Top Alpine skiers say shrinking glaciers are threatening the future of their sport and the wider planet.
Lindsey Vonn, Mikaela Shiffrin and Federica Brignone highlighted the issue during the Winter Games in Cortina.
Glaciers once visible from the host town have largely disappeared.
Major ice fields now lie far away, including the rapidly melting Marmolada.
Scientists say Italy has lost more than 200 square kilometres of glacier area since the late 1950s.
Athletes train on glaciers for reliable snow, making the changes impossible for them to ignore.
Vonn said many slopes she used as a child have already vanished.
Shiffrin called the crisis central to the future of skiing.
Research shows glacier loss has accelerated in the past two decades.
Smaller glaciers near Cortina have shrunk by about one-third since the early 1960s.
Some are now too small to qualify for global monitoring projects.
The melting ice also increases natural hazards and threatens water supplies.
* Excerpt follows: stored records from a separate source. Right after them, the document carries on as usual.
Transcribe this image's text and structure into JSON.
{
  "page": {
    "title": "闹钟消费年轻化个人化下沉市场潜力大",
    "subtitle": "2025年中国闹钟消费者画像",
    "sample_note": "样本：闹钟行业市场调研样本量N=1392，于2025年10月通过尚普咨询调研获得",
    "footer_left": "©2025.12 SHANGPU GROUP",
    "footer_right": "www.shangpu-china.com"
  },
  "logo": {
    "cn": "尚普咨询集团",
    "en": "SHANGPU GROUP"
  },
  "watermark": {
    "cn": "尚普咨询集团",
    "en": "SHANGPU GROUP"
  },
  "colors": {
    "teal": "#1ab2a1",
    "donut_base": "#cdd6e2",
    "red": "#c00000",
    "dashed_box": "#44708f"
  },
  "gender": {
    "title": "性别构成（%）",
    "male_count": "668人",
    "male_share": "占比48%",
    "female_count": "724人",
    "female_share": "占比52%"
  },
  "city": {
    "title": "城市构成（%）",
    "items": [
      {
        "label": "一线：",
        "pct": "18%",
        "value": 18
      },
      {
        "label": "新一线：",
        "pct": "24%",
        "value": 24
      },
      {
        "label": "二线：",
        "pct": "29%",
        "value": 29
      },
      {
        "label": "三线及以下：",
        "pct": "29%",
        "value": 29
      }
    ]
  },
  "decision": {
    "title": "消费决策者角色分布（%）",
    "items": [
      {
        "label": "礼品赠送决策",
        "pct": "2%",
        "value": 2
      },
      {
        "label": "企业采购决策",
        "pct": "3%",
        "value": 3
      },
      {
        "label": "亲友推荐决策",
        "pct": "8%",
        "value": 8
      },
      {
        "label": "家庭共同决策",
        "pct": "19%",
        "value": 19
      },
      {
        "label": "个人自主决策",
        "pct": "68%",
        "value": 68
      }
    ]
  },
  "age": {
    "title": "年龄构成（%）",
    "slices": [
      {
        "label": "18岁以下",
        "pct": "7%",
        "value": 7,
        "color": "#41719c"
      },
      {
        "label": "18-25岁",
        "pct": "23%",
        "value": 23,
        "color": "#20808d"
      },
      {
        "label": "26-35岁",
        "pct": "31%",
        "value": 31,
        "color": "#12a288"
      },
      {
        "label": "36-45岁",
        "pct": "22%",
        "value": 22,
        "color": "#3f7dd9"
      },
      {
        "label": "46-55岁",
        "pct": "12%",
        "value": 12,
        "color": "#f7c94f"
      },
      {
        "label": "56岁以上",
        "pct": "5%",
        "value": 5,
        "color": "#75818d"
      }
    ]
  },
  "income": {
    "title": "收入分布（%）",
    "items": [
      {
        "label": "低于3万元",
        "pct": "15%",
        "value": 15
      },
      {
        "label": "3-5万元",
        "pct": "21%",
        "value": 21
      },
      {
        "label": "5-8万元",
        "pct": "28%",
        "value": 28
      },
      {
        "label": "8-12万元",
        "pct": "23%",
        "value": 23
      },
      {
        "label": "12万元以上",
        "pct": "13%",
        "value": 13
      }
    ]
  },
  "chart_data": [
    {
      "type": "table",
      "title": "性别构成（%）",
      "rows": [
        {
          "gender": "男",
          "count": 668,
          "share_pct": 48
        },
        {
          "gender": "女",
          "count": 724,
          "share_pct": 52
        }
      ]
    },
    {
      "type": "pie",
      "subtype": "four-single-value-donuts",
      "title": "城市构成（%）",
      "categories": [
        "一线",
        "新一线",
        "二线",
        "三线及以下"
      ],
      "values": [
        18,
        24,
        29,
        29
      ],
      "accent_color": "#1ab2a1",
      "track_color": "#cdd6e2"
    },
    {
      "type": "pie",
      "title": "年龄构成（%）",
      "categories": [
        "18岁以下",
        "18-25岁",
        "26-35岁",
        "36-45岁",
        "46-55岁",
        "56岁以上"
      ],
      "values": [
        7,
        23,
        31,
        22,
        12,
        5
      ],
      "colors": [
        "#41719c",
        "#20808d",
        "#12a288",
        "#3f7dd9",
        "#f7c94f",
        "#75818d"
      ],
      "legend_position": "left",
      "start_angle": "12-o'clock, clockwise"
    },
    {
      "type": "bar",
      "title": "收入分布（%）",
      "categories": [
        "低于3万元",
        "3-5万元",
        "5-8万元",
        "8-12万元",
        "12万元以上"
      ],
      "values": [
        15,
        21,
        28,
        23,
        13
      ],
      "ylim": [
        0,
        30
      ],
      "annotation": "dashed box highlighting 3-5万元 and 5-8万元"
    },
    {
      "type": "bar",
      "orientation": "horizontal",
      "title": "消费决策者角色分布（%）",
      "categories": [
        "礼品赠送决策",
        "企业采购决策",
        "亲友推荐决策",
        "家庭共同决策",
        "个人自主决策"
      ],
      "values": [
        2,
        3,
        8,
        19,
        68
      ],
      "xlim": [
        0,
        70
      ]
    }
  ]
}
A collapse on the Marmolada in 2022 killed 11 hikers.
If global warming reaches 2.7°C, the glacier could largely disappear by 2034.
Limiting warming to 1.5°C could preserve around 100 Alpine glaciers.
Scientists say decisions taken this decade will determine how much ice survives.
Skiers across nations report less snow, exposed rock and growing crevasses on training routes.
Many are now calling for stronger climate action and an end to fossil-fuel sponsorship in winter sports.